Union Bancaire Privee, (UBP) the Swiss private bank that increased assets in Asia 10-fold through its purchase of Coutts International, is open to making additional acquisitions as consolidation among regional wealth managers accelerates.
The Geneva-based bank is seeking to double assets under management in Asia and increase its number of relationship managers to about 100 from 60 currently, said Michael Blake, chief executive officer of UBP’s Asian unit.
“The ambition to double is a realistic one,” Blake said, adding the bank can achieve the target by doing more business with existing clients, hiring more bankers, or through acquisitions. “The industry is changing. There are opportunities that will come up, and we have an open mind about what those opportunities might hold,” Blake said Friday in an interview at a private banking conference in Singapore.

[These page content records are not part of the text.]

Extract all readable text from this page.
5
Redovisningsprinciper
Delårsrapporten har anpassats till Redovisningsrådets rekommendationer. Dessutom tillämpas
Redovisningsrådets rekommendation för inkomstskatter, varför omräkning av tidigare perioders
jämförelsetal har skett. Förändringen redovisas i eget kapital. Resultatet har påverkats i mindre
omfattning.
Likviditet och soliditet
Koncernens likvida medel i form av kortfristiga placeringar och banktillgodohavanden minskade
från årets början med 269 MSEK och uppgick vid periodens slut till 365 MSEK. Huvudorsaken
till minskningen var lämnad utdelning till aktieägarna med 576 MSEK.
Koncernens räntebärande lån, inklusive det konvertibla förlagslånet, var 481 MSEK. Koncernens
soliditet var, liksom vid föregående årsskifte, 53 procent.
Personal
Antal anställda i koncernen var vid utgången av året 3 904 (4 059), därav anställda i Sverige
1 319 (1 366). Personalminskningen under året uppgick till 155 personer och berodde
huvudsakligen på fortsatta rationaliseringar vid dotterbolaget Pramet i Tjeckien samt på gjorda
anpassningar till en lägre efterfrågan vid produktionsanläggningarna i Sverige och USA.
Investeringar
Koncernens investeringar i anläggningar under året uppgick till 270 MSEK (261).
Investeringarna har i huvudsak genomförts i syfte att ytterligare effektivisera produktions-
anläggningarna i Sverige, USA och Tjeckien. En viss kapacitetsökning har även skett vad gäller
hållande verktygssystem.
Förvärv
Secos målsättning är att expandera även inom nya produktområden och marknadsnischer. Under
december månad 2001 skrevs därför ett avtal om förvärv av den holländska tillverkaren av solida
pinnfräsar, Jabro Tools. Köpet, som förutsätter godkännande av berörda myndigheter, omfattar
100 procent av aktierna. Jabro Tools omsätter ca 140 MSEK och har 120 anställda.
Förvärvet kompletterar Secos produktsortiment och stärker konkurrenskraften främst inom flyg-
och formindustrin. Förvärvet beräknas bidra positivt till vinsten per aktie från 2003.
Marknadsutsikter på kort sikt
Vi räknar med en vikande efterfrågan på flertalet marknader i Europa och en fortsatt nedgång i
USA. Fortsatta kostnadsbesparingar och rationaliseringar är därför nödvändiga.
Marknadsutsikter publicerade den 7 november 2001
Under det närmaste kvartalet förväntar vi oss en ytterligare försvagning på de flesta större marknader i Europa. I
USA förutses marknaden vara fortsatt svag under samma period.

With some international banks under pressure to sell assets and retreat to their home markets, Blake said at the conference that he expects more consolidation in Asia over the next six to 12 months.
Merger activity is already on the rise: Singapore’s DBS Group Holdings Ltd. bought the Asian private banking assets of Societe Generale SA last year. Oversea-Chinese Banking Corp. agreed earlier this year to purchase the Barclays Plc private-banking operations in Hong Kong and Singapore. And ABN Amro Group NV is considering a sale of its Asia private bank, people with knowledge of the matter said last week.

Coutts Purchase
UBP manages about 10 billion Swiss francs ($10.1 billion) of assets in Asia after its acquisition last year of Royal Bank of Scotland Group Plc’s Coutts International, compared with 1 billion Swiss francs before the purchase, according to Blake. The bank, founded in 1969, managed to retain about 80 percent of the former Coutts clients after the purchase, he said.
Expanding through acquisitions comes with risks. More than 10 Barclays relationship managers in Hong Kong have decamped to competitors after the U.K. lender agreed to sell its private-banking operations in the city and Singapore to OCBC, people with knowledge of the matter said this month. Star private bankers often take top clients with them when they leave.
Blake said he sees UBP’s next Asian expansion taking place over the “medium term,” declining to be more specific.
“Like many organizations in Asia at the moment, we’re watching what’s happening in the industry very, very carefully and with interest,” said Blake. “We expect further consolidation in the industry. Absolutely, we keep an open mind about opportunities as they arise.”